What I’ve Got: Desirable Job Applications

As a senior who was hard on the job hunt for most of last semester, I’ve thought a lot recently about not just what makes products desirable, but what makes people desirable “products” for companies.

There are so many hundreds and often thousands of applicants fighting for the same spots. You’ve got to get a company’s attention. And some people are really good at that.

I’m fascinated by creative job applications, so I thought I’d share a few of the most interesting ones I’ve found. All have been successful in at least garnering a lot of Internet attention, and as far as I know, all have ended up successful.


Phil Dub created a resume that looks like a real Amazon page. The details are amazing.

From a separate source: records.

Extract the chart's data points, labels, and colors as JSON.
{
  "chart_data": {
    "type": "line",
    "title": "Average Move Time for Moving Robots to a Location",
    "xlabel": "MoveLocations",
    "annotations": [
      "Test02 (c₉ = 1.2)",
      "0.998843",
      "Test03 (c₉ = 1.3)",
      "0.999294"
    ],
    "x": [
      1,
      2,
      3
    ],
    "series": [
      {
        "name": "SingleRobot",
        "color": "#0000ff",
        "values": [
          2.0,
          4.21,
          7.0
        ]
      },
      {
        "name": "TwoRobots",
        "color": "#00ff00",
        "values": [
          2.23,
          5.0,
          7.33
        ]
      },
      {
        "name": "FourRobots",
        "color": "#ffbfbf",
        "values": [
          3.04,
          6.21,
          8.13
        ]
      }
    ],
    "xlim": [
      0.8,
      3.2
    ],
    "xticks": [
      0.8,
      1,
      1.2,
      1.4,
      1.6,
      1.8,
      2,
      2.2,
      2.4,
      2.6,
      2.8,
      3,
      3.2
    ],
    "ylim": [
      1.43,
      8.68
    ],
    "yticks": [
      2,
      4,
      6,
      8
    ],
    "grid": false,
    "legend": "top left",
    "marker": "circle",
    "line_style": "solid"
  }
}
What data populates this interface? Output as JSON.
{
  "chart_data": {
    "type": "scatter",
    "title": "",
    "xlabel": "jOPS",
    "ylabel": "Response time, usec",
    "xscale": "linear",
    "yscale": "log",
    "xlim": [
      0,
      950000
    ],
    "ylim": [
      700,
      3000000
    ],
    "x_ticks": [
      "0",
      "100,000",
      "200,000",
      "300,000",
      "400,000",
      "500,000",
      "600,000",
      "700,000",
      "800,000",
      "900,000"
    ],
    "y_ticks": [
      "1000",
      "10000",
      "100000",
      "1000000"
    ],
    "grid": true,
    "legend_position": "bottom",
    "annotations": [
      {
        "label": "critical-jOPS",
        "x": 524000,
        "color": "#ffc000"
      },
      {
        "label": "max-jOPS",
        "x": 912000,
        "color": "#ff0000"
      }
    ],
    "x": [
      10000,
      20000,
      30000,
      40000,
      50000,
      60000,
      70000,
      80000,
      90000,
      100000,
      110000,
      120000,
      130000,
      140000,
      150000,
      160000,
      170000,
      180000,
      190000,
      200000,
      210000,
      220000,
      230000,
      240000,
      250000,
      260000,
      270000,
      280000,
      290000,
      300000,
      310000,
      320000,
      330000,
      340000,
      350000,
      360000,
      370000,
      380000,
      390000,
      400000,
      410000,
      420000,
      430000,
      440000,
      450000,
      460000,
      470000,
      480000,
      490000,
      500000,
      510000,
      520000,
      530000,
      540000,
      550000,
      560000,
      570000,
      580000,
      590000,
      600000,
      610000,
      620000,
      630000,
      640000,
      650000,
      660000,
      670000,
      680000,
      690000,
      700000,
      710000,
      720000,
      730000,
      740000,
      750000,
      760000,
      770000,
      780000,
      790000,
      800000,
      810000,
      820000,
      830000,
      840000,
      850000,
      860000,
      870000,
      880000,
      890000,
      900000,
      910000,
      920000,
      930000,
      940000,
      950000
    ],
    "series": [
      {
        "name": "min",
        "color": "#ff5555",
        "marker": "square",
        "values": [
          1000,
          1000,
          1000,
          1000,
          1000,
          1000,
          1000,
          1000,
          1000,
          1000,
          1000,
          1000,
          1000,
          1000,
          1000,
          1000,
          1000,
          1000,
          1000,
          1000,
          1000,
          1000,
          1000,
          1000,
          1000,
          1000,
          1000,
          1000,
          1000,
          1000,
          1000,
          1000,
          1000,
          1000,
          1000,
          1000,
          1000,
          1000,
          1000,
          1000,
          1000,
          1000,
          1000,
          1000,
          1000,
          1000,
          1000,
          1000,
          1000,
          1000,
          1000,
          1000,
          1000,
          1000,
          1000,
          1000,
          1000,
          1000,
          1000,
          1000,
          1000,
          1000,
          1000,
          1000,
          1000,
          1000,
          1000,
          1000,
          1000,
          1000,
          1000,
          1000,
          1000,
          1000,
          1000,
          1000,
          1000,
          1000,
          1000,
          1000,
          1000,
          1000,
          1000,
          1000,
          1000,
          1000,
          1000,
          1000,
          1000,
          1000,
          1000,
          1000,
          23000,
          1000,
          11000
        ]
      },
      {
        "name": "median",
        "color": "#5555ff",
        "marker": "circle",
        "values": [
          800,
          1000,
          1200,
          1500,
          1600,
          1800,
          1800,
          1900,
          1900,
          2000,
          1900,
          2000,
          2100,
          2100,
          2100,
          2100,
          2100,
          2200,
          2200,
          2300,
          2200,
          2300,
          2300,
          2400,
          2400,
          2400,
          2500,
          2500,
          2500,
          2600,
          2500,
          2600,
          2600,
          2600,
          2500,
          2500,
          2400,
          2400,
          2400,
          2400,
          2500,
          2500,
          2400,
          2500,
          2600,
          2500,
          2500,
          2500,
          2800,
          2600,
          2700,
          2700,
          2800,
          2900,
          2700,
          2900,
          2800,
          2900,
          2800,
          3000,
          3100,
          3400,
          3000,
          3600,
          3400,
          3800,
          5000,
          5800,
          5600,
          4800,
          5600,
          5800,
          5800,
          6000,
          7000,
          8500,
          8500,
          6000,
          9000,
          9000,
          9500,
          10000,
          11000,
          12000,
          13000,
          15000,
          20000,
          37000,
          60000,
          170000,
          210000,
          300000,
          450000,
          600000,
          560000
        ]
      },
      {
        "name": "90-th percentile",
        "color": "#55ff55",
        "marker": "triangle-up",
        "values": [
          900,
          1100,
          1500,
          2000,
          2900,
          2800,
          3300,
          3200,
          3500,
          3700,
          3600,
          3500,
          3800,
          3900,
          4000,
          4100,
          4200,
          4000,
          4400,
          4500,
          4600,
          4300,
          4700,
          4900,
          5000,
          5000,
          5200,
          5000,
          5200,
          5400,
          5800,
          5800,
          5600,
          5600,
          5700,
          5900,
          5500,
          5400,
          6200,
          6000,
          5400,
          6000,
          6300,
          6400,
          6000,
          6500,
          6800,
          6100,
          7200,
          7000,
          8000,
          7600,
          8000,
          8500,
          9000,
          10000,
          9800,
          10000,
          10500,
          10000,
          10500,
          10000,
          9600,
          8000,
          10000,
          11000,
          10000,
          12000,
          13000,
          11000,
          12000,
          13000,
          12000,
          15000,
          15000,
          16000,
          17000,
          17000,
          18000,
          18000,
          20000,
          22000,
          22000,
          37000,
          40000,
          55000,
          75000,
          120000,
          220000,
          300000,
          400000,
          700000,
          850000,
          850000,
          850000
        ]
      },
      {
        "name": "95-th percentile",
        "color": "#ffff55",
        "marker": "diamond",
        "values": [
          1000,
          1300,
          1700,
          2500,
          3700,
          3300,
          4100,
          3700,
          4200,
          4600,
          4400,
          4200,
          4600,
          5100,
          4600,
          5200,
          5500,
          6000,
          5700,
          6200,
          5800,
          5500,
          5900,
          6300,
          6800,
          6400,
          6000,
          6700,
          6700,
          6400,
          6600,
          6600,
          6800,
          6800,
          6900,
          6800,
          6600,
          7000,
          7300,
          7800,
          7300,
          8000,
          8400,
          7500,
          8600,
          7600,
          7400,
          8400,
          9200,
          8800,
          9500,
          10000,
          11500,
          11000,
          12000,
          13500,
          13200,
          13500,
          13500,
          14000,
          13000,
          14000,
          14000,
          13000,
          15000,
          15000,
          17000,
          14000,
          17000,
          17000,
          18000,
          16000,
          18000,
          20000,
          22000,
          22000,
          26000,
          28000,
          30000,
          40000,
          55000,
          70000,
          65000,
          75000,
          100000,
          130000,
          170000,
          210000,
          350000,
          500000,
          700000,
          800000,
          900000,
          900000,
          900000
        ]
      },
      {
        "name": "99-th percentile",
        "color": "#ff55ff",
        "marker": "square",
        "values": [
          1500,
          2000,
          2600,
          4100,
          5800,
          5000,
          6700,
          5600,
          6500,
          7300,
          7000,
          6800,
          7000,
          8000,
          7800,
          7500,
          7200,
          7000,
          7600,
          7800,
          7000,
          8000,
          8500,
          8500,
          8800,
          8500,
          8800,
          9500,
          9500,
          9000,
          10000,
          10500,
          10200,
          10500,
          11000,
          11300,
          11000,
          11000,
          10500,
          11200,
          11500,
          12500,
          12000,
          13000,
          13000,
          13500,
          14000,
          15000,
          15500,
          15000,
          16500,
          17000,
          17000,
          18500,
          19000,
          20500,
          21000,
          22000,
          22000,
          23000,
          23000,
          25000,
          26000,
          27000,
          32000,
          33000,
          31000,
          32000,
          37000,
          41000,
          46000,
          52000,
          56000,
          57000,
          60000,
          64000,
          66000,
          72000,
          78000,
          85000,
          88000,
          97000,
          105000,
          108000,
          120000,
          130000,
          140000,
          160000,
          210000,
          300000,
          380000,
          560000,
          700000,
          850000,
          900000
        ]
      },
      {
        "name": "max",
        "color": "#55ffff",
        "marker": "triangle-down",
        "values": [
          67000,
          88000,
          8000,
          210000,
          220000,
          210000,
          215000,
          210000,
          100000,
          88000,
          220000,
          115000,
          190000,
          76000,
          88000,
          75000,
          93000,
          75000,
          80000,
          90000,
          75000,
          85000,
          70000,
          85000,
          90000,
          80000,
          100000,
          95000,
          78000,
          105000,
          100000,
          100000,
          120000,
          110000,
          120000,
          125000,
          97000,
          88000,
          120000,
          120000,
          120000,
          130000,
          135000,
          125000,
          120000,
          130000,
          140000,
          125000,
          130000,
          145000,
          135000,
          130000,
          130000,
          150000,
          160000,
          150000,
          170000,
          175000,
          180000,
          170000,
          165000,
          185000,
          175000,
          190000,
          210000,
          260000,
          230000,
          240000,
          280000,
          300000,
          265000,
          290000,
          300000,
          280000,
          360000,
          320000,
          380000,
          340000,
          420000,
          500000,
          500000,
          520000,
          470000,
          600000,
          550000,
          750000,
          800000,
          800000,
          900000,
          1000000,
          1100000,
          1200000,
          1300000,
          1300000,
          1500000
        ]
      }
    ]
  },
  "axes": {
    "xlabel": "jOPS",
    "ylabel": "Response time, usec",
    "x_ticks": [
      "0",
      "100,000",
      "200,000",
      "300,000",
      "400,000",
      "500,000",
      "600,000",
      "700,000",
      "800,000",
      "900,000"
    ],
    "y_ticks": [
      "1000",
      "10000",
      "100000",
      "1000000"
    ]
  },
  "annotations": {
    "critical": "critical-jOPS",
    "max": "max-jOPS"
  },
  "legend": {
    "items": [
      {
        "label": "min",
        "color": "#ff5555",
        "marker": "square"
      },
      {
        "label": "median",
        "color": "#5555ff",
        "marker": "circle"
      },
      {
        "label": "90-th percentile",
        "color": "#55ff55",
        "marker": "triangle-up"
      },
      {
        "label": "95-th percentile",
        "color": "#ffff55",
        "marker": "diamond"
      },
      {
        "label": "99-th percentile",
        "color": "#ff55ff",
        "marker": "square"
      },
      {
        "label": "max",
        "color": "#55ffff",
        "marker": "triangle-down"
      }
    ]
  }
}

In similar vein, Josh Butler sold himself on ebay, hoping to get a job.

Ed Hamilton’s Google Maps resume shows off his skills based on where he’s traveled.

Loren Burton creates a gorgeous functional site to show off her front-end-engineer skills. Show instead of tell! Great strategy.

And my personal favorite, the reverse job application, which shockingly worked! Andrew Horner is witty and, more importantly, figured out that his unique idea and comic spin would make him desirable to a certain breed of companies, that would probably be exactly the type of place he wanted to work at. Thus, he was able to create a self-filtering mechanism just by the very nature of his presentation!